Can’t part with your pooch when you fly from the United States to Europe? If he’s under 10 pounds, you just might be able to get away with Fido under your seat for a fee with a little advance planning.
Think any airline will allow your small dog as long as you have him in a pet carrier? Think again, and then let your fingers do the walking and call your airline to see what its specific pet policy is. Most airlines have restrictions limiting carry-on Fidos to one or two per transatlantic flight, with pet carriers of specific dimensions to fit under the seat or under the seat in front of you.
All dogs, cats, and often, small birds, traveling in-cabin must have proper veterinary documentation of vaccinations. Carry copies of these documents with you, just like you would a copy of your passport or travel insurance, as you may need to fill-in an in-flight form for your animal before landing. Most Zoo Sanitary Certificates and import permits are completed before even getting on the plane. You might want to check your travel insurance policy to see what provisions it includes, if any, regarding traveling with your pet.
Most airlines, such as British Air, KLM, Northwest, and Iberia Air do not allow small dogs to travel in-cabin to the United Kingdom, even if you are stopping there to change planes or airlines. Bypass the U.K. on your way to mainland Europe, and you should have no problem.
If the flight is very long, including those with layovers in Europe before traveling to Asia or the Middle East, or if there are multiple plane changes in order to reach your destination, you will likely be asked to check Fido as baggage or cargo.

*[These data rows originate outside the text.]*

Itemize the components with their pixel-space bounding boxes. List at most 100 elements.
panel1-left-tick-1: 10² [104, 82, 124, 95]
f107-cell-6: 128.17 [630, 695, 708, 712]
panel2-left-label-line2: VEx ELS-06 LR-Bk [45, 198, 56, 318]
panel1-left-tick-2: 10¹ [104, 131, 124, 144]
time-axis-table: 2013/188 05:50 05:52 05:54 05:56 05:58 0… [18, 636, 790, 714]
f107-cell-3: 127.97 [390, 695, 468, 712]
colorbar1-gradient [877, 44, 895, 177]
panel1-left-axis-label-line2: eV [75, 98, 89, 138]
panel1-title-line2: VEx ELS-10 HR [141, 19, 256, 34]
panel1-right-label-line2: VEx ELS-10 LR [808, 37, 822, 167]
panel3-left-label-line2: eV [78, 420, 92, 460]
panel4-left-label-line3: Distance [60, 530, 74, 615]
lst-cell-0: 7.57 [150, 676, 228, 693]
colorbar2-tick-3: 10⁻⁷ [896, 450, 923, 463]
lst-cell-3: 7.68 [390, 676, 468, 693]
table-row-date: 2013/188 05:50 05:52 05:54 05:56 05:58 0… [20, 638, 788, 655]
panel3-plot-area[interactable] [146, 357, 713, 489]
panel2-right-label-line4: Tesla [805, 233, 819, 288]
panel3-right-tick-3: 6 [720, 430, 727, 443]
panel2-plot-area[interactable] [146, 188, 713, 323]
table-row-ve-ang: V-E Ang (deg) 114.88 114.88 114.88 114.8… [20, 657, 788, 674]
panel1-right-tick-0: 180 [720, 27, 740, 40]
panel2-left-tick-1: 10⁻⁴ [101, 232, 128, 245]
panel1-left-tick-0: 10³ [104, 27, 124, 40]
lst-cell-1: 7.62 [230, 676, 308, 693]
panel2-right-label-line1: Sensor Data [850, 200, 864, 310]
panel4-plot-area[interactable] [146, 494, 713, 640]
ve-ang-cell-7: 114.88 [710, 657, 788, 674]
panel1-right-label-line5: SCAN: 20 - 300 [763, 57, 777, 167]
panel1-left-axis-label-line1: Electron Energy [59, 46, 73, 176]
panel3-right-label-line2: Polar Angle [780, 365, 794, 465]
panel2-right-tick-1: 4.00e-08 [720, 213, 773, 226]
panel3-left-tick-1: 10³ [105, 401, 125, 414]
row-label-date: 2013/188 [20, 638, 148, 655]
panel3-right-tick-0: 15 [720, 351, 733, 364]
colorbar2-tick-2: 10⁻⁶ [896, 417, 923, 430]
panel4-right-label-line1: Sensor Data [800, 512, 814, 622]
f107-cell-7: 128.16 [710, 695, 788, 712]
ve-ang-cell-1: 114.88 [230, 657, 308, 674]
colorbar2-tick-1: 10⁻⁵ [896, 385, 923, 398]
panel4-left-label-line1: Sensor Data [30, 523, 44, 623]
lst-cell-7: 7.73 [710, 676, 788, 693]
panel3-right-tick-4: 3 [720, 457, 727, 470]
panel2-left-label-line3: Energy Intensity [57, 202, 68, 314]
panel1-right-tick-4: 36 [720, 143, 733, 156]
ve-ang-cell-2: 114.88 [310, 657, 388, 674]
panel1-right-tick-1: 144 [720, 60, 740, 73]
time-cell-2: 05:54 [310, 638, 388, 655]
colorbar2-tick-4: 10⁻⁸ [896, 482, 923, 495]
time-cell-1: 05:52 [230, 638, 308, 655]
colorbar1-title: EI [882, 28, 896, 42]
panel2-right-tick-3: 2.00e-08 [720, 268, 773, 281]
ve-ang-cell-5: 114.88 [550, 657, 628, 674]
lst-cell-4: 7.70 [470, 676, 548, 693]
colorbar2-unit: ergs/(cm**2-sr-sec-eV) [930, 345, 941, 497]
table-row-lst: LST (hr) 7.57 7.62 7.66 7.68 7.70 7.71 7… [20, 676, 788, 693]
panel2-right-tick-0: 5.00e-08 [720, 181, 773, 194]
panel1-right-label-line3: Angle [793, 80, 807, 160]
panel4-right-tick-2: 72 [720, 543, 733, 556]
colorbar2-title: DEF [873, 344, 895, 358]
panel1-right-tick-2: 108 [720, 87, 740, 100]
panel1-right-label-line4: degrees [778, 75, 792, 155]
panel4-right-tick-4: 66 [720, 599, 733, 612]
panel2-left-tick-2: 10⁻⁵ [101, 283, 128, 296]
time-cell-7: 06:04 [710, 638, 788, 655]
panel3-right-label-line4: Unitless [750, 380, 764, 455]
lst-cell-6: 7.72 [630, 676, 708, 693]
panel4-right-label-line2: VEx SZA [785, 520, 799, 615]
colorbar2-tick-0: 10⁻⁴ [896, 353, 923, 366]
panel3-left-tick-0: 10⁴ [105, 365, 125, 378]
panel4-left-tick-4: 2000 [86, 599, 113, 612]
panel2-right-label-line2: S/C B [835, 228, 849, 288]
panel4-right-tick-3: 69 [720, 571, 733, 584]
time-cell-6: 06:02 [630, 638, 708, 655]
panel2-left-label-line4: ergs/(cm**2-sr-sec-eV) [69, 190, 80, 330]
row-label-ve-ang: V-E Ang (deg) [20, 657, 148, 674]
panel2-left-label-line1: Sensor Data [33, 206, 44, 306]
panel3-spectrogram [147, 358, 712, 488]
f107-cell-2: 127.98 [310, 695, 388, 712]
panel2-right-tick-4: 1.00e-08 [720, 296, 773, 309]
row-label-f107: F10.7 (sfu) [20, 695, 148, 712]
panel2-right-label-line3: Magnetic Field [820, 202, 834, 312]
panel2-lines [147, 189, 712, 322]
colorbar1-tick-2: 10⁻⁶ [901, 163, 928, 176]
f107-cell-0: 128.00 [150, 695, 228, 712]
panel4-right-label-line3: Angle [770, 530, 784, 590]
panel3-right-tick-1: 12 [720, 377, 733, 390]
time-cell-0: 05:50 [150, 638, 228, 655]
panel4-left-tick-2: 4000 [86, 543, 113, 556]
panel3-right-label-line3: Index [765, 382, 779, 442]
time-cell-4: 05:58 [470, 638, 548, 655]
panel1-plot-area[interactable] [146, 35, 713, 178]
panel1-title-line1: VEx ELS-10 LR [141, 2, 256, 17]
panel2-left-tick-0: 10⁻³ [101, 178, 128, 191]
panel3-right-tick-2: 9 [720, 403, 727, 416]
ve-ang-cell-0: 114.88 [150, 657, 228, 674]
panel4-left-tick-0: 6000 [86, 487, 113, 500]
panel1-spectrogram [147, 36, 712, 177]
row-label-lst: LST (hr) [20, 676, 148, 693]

Note that most pets must be stored as cargo; and, when runway temperatures top 84 degrees Fahrenheit, pets may be refused. An acclimation certificate may be required should the runway temperature dip below 45 degrees. Check with the specific flight for all rules regarding your pet. Flight personnel must keep cargo bays transporting pets regulated to the same temperature and pressure that your cabin is set.
Some final tips for traveling from the U.S. to Europe with Fido:
- Make sure that your pet is at least eight weeks old before traveling. This is a requirement by the USDA. Your pet must also be fully weaned.
- Book nonstop flights.
- Avoid traveling during high traffic times such as holidays and weekends.
- Travel in early morning or late evenings in the summer to avoid extreme heat fluctuations.
- Get your vet’s health certificate no more than seven to 10 days in advance of travel.
- Don’t sedate your pet as tranquilizers have unpredictable side effects at high altitudes–pets have died as a result. If Fido needs a little extra mood medicine to mellow out, follow your vet’s advice.